Even her name was music.
Even her name was music.
Even though she didn’t consider herself a political singer, sometimes an artist can make more of an impact than a politician. Quite a life.
She was a class act.
I grew up with her records being played around the house. A sad day but a life to celebrate.
Oh MAN!! - after Mandela himself, and maybe Tutu, it’s hard to think of a more iconic South African
On the celebration side it ought to be one hell of a funeral parade. Will it be in Jo’burg?
My parents playing their recording of King Kong over and over.
Her performance on the Rumble in the Jungle documentary When We Were Kings when she seems to summon up the very spirit of Mother Africa - scarily beautiful.
I never got to see her live.
Wikipedia is updated already - these intarwebs is fast!!
I imagine that the funeral will be upcountry - that’s where she was born.
I know it’s shallow, but I can’t help but wonder what Madam & Eve are going to do. I check in on them from time to time; I’ll be looking in again for a while.
I shall do a round of Pata Pata in her honor.
Performing until the very end. Wow, what a legend.
She brought more attention to apartheid by being exiled and not allowed back into South Africa than she would have if they’d kept her from leaving the country in the first place. Thank you stupid and short-sighted bureaucrats!
Thank you for the music Miriam. You were one of a kind.
Me, too. She sang at a concert that Harry Belafonte held at Carnegie Hall and did the “Click Song”. It was made into an album that my mother, a rabid Belafonte fan, owned, and would play constantly, to the point that I memorized all the songs involuntarily.
We had a missionary from South Africa stay with us for a couple of weeks. He spoke Xhosa (or whatever the language of the “Click Song” was). My mother, in all innocence, played the song and asked him to translate.
I never saw a black man turn white before. Apparently the lyrics are not what a missionary in the '60s would care to describe to the naive, middle-aged white American housewife who is his hostess.
A-hihi ha mama, hi-a-ma sat si pata pata…
“Pata Pata” is the name of a dance … we do down Johannesburg way.
And everybody … starts to move … as soon as “Pata Pata” starts to play - hoo …
On either the Belafonte recording or at the NY concert, Miss Makeba did say that it was a wedding song – apparently sung by the village women to the bride. It never struck me that it might be a bit, shall we say, earthy until I read the above.

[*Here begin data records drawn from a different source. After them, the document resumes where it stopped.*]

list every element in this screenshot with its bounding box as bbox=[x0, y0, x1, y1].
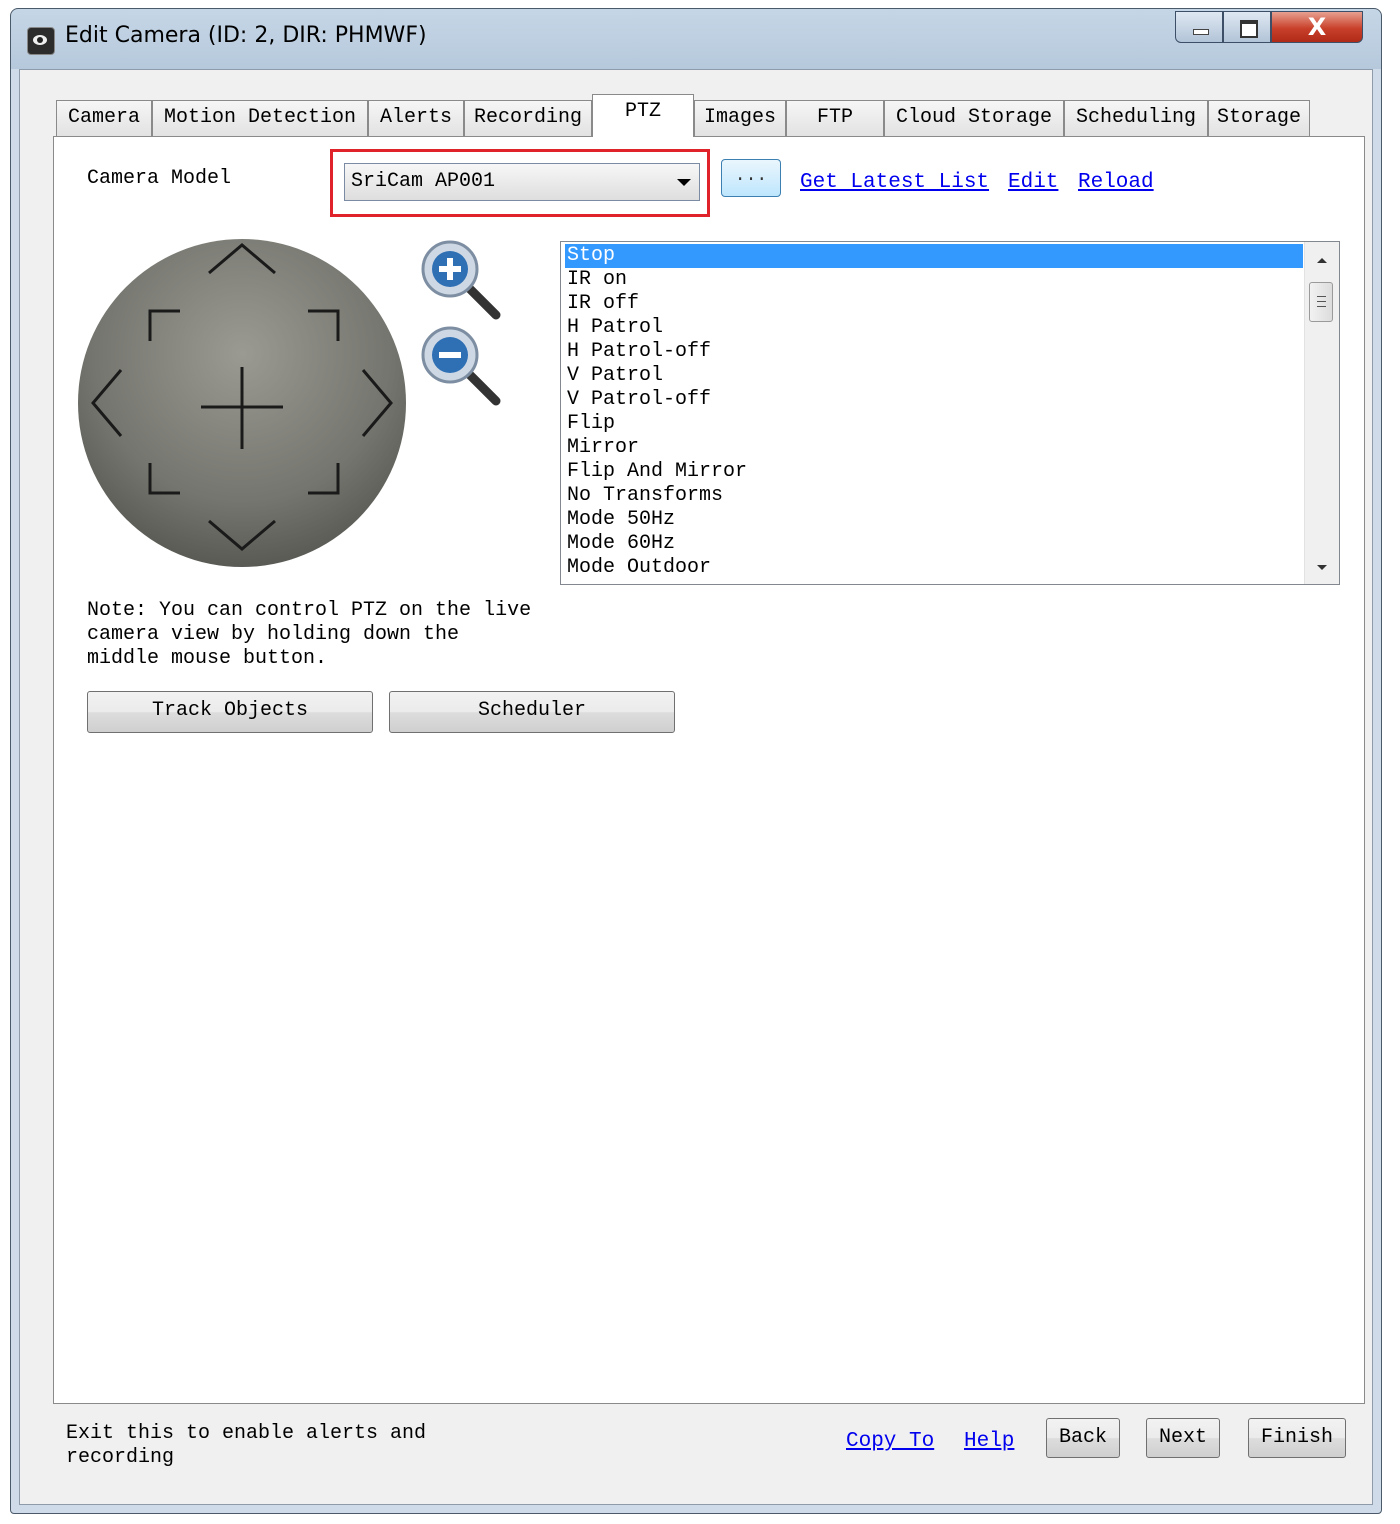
command-item[interactable]: H Patrol-off bbox=[565, 340, 1303, 364]
finish-button[interactable]: Finish bbox=[1248, 1418, 1346, 1458]
camera-model-label: Camera Model bbox=[87, 167, 232, 190]
command-item[interactable]: V Patrol bbox=[565, 364, 1303, 388]
minimize-icon bbox=[1193, 29, 1209, 35]
tab-images[interactable]: Images bbox=[694, 100, 786, 136]
track-objects-button[interactable]: Track Objects bbox=[87, 691, 373, 733]
command-item[interactable]: Mode 50Hz bbox=[565, 508, 1303, 532]
close-button[interactable]: X bbox=[1271, 11, 1363, 43]
ptz-command-list[interactable]: Stop IR on IR off H Patrol H Patrol-off V Pat… bbox=[560, 241, 1340, 585]
reload-link[interactable]: Reload bbox=[1078, 171, 1154, 194]
ptz-note: Note: You can control PTZ on the live ca… bbox=[87, 599, 532, 670]
close-icon: X bbox=[1307, 13, 1327, 41]
tab-recording[interactable]: Recording bbox=[464, 100, 592, 136]
command-item[interactable]: Flip bbox=[565, 412, 1303, 436]
command-item[interactable]: Mode 60Hz bbox=[565, 532, 1303, 556]
maximize-button[interactable] bbox=[1223, 11, 1271, 43]
tab-ftp[interactable]: FTP bbox=[786, 100, 884, 136]
next-button[interactable]: Next bbox=[1146, 1418, 1220, 1458]
command-item[interactable]: Stop bbox=[565, 244, 1303, 268]
scroll-up-icon[interactable] bbox=[1317, 258, 1327, 263]
get-latest-list-link[interactable]: Get Latest List bbox=[800, 171, 989, 194]
minimize-button[interactable] bbox=[1175, 11, 1223, 43]
scroll-down-icon[interactable] bbox=[1317, 565, 1327, 570]
command-item[interactable]: IR on bbox=[565, 268, 1303, 292]
command-item[interactable]: H Patrol bbox=[565, 316, 1303, 340]
chevron-down-icon bbox=[677, 179, 691, 186]
command-item[interactable]: Mirror bbox=[565, 436, 1303, 460]
command-item[interactable]: Flip And Mirror bbox=[565, 460, 1303, 484]
edit-camera-window: Edit Camera (ID: 2, DIR: PHMWF) X Camera… bbox=[10, 8, 1382, 1514]
help-link[interactable]: Help bbox=[964, 1430, 1014, 1453]
camera-model-value: SriCam AP001 bbox=[351, 170, 496, 193]
tab-camera[interactable]: Camera bbox=[56, 100, 152, 136]
tab-cloud-storage[interactable]: Cloud Storage bbox=[884, 100, 1064, 136]
edit-link[interactable]: Edit bbox=[1008, 171, 1058, 194]
tab-ptz[interactable]: PTZ bbox=[592, 94, 694, 137]
command-item[interactable]: Mode Outdoor bbox=[565, 556, 1303, 580]
tab-alerts[interactable]: Alerts bbox=[368, 100, 464, 136]
command-item[interactable]: No Transforms bbox=[565, 484, 1303, 508]
tab-storage[interactable]: Storage bbox=[1208, 100, 1310, 136]
maximize-icon bbox=[1240, 20, 1258, 38]
command-item[interactable]: V Patrol-off bbox=[565, 388, 1303, 412]
browse-models-button[interactable]: ... bbox=[721, 159, 781, 197]
window-title: Edit Camera (ID: 2, DIR: PHMWF) bbox=[65, 23, 427, 48]
back-button[interactable]: Back bbox=[1046, 1418, 1120, 1458]
scroll-thumb[interactable] bbox=[1309, 282, 1333, 322]
camera-model-select[interactable]: SriCam AP001 bbox=[344, 163, 700, 201]
tab-scheduling[interactable]: Scheduling bbox=[1064, 100, 1208, 136]
dialog-client-area: Camera Motion Detection Alerts Recording… bbox=[19, 69, 1373, 1505]
scheduler-button[interactable]: Scheduler bbox=[389, 691, 675, 733]
zoom-in-icon[interactable] bbox=[420, 239, 502, 321]
app-eye-icon[interactable] bbox=[27, 27, 55, 55]
command-item[interactable]: IR off bbox=[565, 292, 1303, 316]
footer-note: Exit this to enable alerts and recording bbox=[66, 1422, 427, 1469]
ptz-direction-pad[interactable] bbox=[76, 237, 408, 569]
tab-motion-detection[interactable]: Motion Detection bbox=[152, 100, 368, 136]
ptz-tab-panel: Camera Model SriCam AP001 ... Get Latest… bbox=[53, 136, 1365, 1404]
copy-to-link[interactable]: Copy To bbox=[846, 1430, 934, 1453]
list-scrollbar[interactable] bbox=[1304, 242, 1339, 584]
zoom-out-icon[interactable] bbox=[420, 325, 502, 407]
title-bar[interactable]: Edit Camera (ID: 2, DIR: PHMWF) X bbox=[11, 9, 1381, 69]
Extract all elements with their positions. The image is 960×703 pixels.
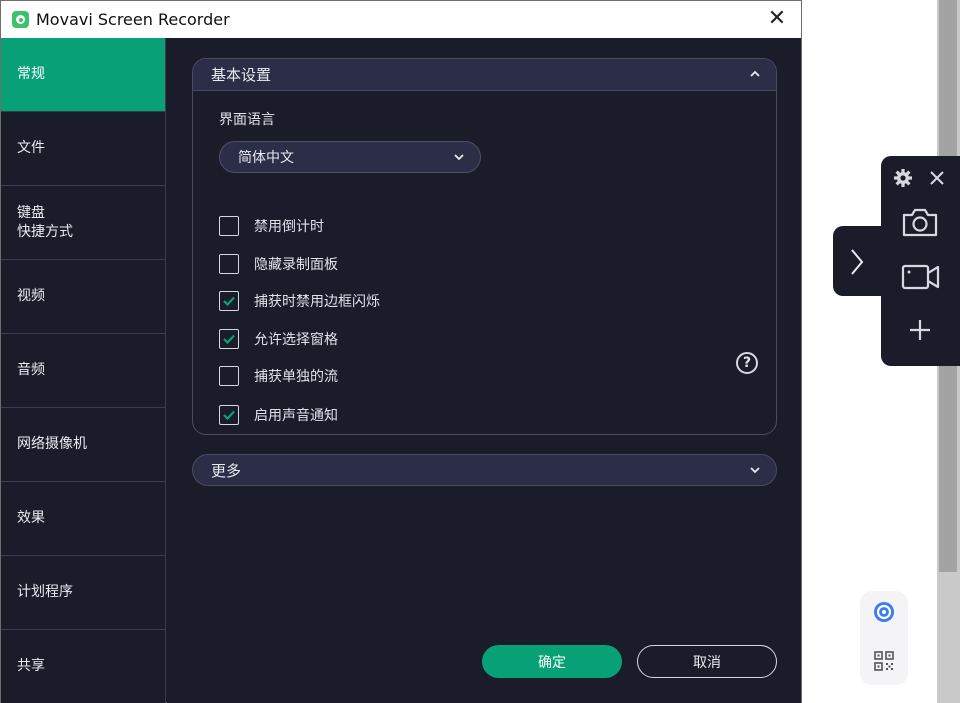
close-icon[interactable]	[929, 170, 945, 186]
basic-settings-panel: 基本设置 界面语言 简体中文 禁用倒计时隐藏录制面板捕获时禁用边框闪烁 允许选择窗…	[192, 58, 777, 435]
sidebar-item[interactable]: 文件	[1, 112, 165, 186]
sidebar-item-label: 快捷方式	[17, 223, 73, 240]
recorder-floating-panel	[881, 156, 960, 366]
option-label: 隐藏录制面板	[254, 257, 338, 273]
option-row[interactable]: 禁用倒计时	[219, 216, 324, 236]
checkbox[interactable]	[219, 291, 239, 311]
recorder-panel-toggle[interactable]	[833, 226, 883, 296]
sidebar-item[interactable]: 网络摄像机	[1, 408, 165, 482]
checkbox[interactable]	[219, 329, 239, 349]
basic-settings-title: 基本设置	[211, 66, 272, 84]
option-label: 启用声音通知	[254, 408, 338, 424]
option-row[interactable]: 捕获时禁用边框闪烁	[219, 291, 380, 311]
checkbox[interactable]	[219, 216, 239, 236]
screen: Movavi Screen Recorder ✕ 常规文件键盘快捷方式视频音频网…	[0, 0, 960, 703]
checkmark-icon	[223, 334, 235, 345]
sidebar-item-label: 视频	[17, 288, 45, 304]
more-section-title: 更多	[211, 461, 242, 480]
language-select[interactable]: 简体中文	[219, 141, 481, 173]
sidebar-item[interactable]: 计划程序	[1, 556, 165, 630]
app-logo-icon	[12, 11, 29, 28]
checkmark-icon	[223, 410, 235, 421]
sidebar-item-label: 效果	[17, 510, 45, 526]
sidebar-item[interactable]: 键盘 快捷方式	[1, 186, 165, 260]
option-label: 允许选择窗格	[254, 332, 338, 348]
qr-code-icon[interactable]	[874, 651, 894, 671]
sidebar-item-label: 音频	[17, 362, 45, 378]
sidebar-item-label: 共享	[17, 658, 45, 674]
sidebar-item-label: 网络摄像机	[17, 436, 87, 452]
sidebar-item-label: 常规	[17, 66, 45, 82]
browser-icon[interactable]	[873, 601, 895, 623]
sidebar-item-label: 文件	[17, 140, 45, 156]
checkbox[interactable]	[219, 254, 239, 274]
sidebar-item[interactable]: 共享	[1, 630, 165, 703]
settings-content: 基本设置 界面语言 简体中文 禁用倒计时隐藏录制面板捕获时禁用边框闪烁 允许选择窗…	[167, 38, 801, 703]
ok-button[interactable]: 确定	[482, 645, 622, 678]
checkbox[interactable]	[219, 366, 239, 386]
close-icon[interactable]: ✕	[765, 7, 789, 31]
option-label: 捕获单独的流	[254, 369, 338, 385]
chevron-down-icon	[750, 467, 760, 474]
basic-settings-header[interactable]: 基本设置	[193, 59, 776, 91]
cancel-button[interactable]: 取消	[637, 645, 777, 678]
option-label: 捕获时禁用边框闪烁	[254, 294, 380, 310]
checkmark-icon	[223, 296, 235, 307]
sidebar-item-label: 键盘	[17, 204, 45, 221]
option-row[interactable]: 隐藏录制面板	[219, 254, 338, 274]
sidebar-item[interactable]: 音频	[1, 334, 165, 408]
video-camera-icon[interactable]	[901, 262, 941, 292]
window-title: Movavi Screen Recorder	[36, 10, 230, 29]
option-row[interactable]: 允许选择窗格	[219, 329, 338, 349]
sidebar-item[interactable]: 效果	[1, 482, 165, 556]
sidebar-item-label: 计划程序	[17, 584, 73, 600]
chevron-right-icon	[851, 249, 864, 275]
chevron-up-icon	[750, 70, 760, 77]
option-row[interactable]: 启用声音通知	[219, 405, 338, 425]
option-label: 禁用倒计时	[254, 219, 324, 235]
chevron-down-icon	[454, 154, 464, 161]
sidebar-item[interactable]: 视频	[1, 260, 165, 334]
checkbox[interactable]	[219, 405, 239, 425]
help-icon[interactable]: ?	[736, 352, 758, 374]
language-label: 界面语言	[219, 112, 275, 128]
more-section-header[interactable]: 更多	[192, 454, 777, 486]
camera-icon[interactable]	[901, 206, 939, 238]
sidebar: 常规文件键盘快捷方式视频音频网络摄像机效果计划程序共享	[1, 38, 166, 703]
plus-icon[interactable]	[909, 319, 931, 341]
settings-dialog: Movavi Screen Recorder ✕ 常规文件键盘快捷方式视频音频网…	[0, 0, 802, 703]
sidebar-item[interactable]: 常规	[1, 38, 165, 112]
gear-icon[interactable]	[893, 168, 913, 188]
title-bar: Movavi Screen Recorder ✕	[1, 1, 801, 38]
option-row[interactable]: 捕获单独的流	[219, 366, 338, 386]
language-select-value: 简体中文	[238, 150, 294, 166]
mini-toolbar	[860, 591, 908, 685]
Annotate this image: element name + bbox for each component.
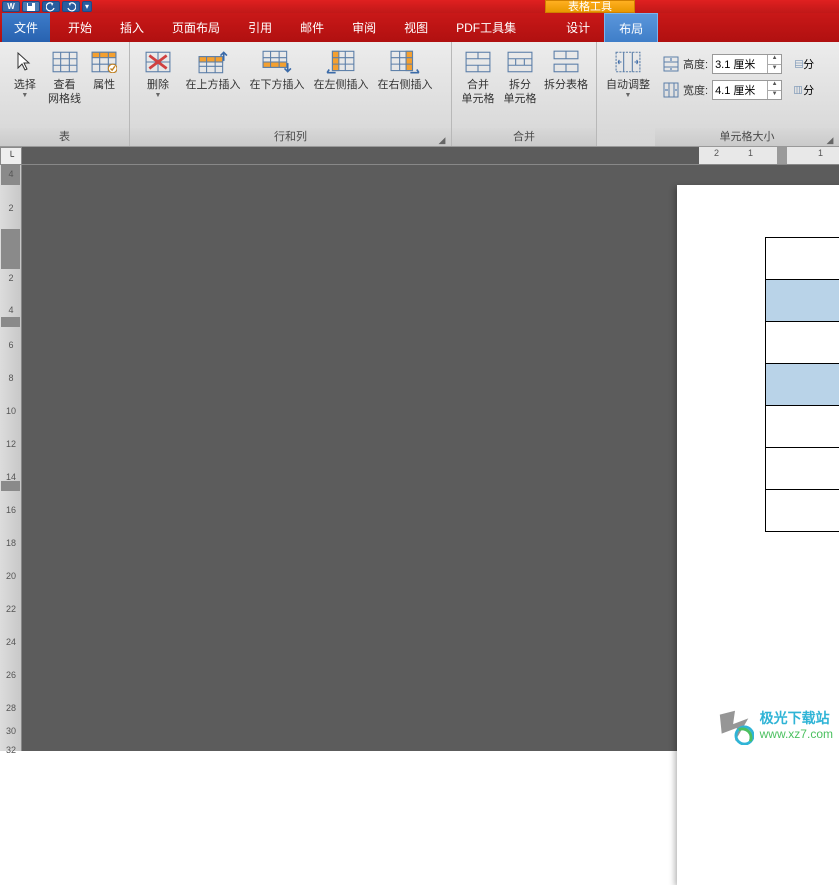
gridlines-icon (49, 48, 81, 76)
spin-down-icon[interactable]: ▼ (768, 65, 781, 74)
group-label: 单元格大小◢ (655, 128, 839, 146)
undo-icon (46, 2, 56, 12)
group-label: 合并 (452, 128, 596, 146)
group-label: 行和列◢ (130, 128, 451, 146)
group-merge: 合并 单元格 拆分 单元格 拆分表格 合并 (452, 42, 597, 146)
width-label: 宽度: (683, 82, 708, 98)
save-button[interactable] (22, 1, 40, 12)
row-height-icon (663, 56, 679, 72)
dropdown-arrow-icon: ▼ (625, 92, 632, 99)
group-autofit: 自动调整 ▼ (597, 42, 655, 146)
group-cell-size: 高度: 3.1 厘米 ▲▼ 宽度: 4.1 厘米 ▲▼ (655, 42, 839, 146)
properties-icon (88, 48, 120, 76)
tab-stop-selector[interactable]: └ (0, 147, 22, 165)
table-cell[interactable] (766, 364, 839, 406)
tab-mail[interactable]: 邮件 (286, 13, 338, 42)
ruler-area: └ 2 1 1 2 (0, 147, 839, 165)
ribbon: 选择 ▼ 查看 网格线 属性 表 (0, 42, 839, 147)
group-rows-columns: 删除 ▼ 在上方插入 在下方插入 在左侧插入 (130, 42, 452, 146)
dialog-launcher-icon[interactable]: ◢ (824, 131, 836, 143)
spin-up-icon[interactable]: ▲ (768, 81, 781, 91)
tab-page-layout[interactable]: 页面布局 (158, 13, 234, 42)
autofit-button[interactable]: 自动调整 ▼ (603, 46, 653, 101)
tab-pdf-tools[interactable]: PDF工具集 (442, 13, 530, 42)
row-height-input[interactable]: 3.1 厘米 ▲▼ (712, 54, 782, 74)
qat-dropdown[interactable]: ▾ (82, 1, 92, 12)
context-tab-table-tools: 表格工具 (545, 0, 635, 13)
col-width-icon (663, 82, 679, 98)
insert-above-button[interactable]: 在上方插入 (182, 46, 244, 94)
merge-cells-icon (462, 48, 494, 76)
select-button[interactable]: 选择 ▼ (6, 46, 44, 101)
tab-view[interactable]: 视图 (390, 13, 442, 42)
split-table-icon (550, 48, 582, 76)
column-marker[interactable] (777, 147, 787, 164)
insert-below-icon (261, 48, 293, 76)
tab-home[interactable]: 开始 (54, 13, 106, 42)
delete-icon (142, 48, 174, 76)
redo-icon (66, 2, 76, 12)
undo-button[interactable] (42, 1, 60, 12)
insert-right-button[interactable]: 在右侧插入 (374, 46, 436, 94)
table-cell[interactable] (766, 406, 839, 448)
table-cell[interactable] (766, 280, 839, 322)
redo-button[interactable] (62, 1, 80, 12)
dropdown-arrow-icon: ▼ (21, 92, 28, 99)
split-table-button[interactable]: 拆分表格 (542, 46, 590, 94)
insert-left-button[interactable]: 在左侧插入 (310, 46, 372, 94)
title-bar: W ▾ 表格工具 (0, 0, 839, 13)
height-label: 高度: (683, 56, 708, 72)
quick-access-toolbar: W ▾ (0, 1, 92, 12)
tab-design[interactable]: 设计 (552, 13, 604, 42)
tab-layout[interactable]: 布局 (604, 13, 658, 42)
table-cell[interactable] (766, 238, 839, 280)
distribute-rows-button[interactable]: 分 (794, 54, 814, 74)
distribute-rows-icon (794, 56, 803, 72)
view-gridlines-button[interactable]: 查看 网格线 (46, 46, 84, 108)
col-width-input[interactable]: 4.1 厘米 ▲▼ (712, 80, 782, 100)
delete-button[interactable]: 删除 ▼ (136, 46, 180, 101)
document-page[interactable] (677, 185, 839, 885)
insert-below-button[interactable]: 在下方插入 (246, 46, 308, 94)
properties-button[interactable]: 属性 (85, 46, 123, 94)
distribute-columns-button[interactable]: 分 (794, 80, 814, 100)
save-icon (26, 2, 36, 12)
distribute-cols-icon (794, 82, 803, 98)
table-cell[interactable] (766, 448, 839, 490)
split-cells-button[interactable]: 拆分 单元格 (500, 46, 540, 108)
autofit-icon (612, 48, 644, 76)
merge-cells-button[interactable]: 合并 单元格 (458, 46, 498, 108)
spin-up-icon[interactable]: ▲ (768, 55, 781, 65)
dialog-launcher-icon[interactable]: ◢ (436, 131, 448, 143)
insert-right-icon (389, 48, 421, 76)
table-cell[interactable] (766, 490, 839, 532)
tab-review[interactable]: 审阅 (338, 13, 390, 42)
tab-references[interactable]: 引用 (234, 13, 286, 42)
document-area: 4 2 2 4 6 8 10 12 14 16 18 20 22 24 26 2… (0, 165, 839, 751)
group-label: 表 (0, 128, 129, 146)
dropdown-arrow-icon: ▼ (155, 92, 162, 99)
vertical-ruler[interactable]: 4 2 2 4 6 8 10 12 14 16 18 20 22 24 26 2… (0, 165, 22, 751)
tab-file[interactable]: 文件 (2, 13, 50, 42)
spin-down-icon[interactable]: ▼ (768, 91, 781, 100)
horizontal-ruler[interactable]: 2 1 1 2 (22, 147, 839, 164)
group-table: 选择 ▼ 查看 网格线 属性 表 (0, 42, 130, 146)
document-table[interactable] (765, 237, 839, 532)
insert-above-icon (197, 48, 229, 76)
tab-insert[interactable]: 插入 (106, 13, 158, 42)
split-cells-icon (504, 48, 536, 76)
table-cell[interactable] (766, 322, 839, 364)
word-app-icon[interactable]: W (2, 1, 20, 12)
insert-left-icon (325, 48, 357, 76)
cursor-icon (9, 48, 41, 76)
ribbon-tabs: 文件 开始 插入 页面布局 引用 邮件 审阅 视图 PDF工具集 设计 布局 (0, 13, 839, 42)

She was a tremendous entertainer and a strong voice against apartheid. A strong woman and a good cause. A generation is passing. Pray that we do not forget them and all they did.
Makeba mentions this on the Belafonte album. I gather from the circumlocutions employed by our guest that it is a description of the events of the wedding night.
Any Doper care to confirm or deny? I did some Googling, but I cannot either confirm or deny.
I just had to buy that MP3 today. Amazing song. Amazing woman.
The lyrics of the Click Song (sorry for sounding like a colonizer!) are pretty benign, but also obscure. There are various translations that I can find, all variations on a theme. Wikipedia, for example, has:
The diviner of the roadways is said to be the knock-knock beetle
It has passed up the steep hill, the knock-knock beetle
These are the only two lines. If it’s rude, then it’s pretty metaphorical!
Pata Pata, on the other hand, is fairly raunchy. Of course it’s ostensibly about a dance, but we all know what she’s really talking about:
I want you to bend your back and then I bend my knees.
We do the pata pata we just rock it steady
we glue on together like the bee’s to honey
Unfortunately Pata Pata doesn’t seem to appear on any Belafonte / Makeba album that I can find.
There’s nothing rude about Qongqothwane. It really is about a beetle (probably a darkling beetle).
I’m not a fan of Makeba’s style of music, but it’s still a sad day for SA & world music.
Why is it a wedding song?
Completely different translation given for the Click Song at this Zambian site.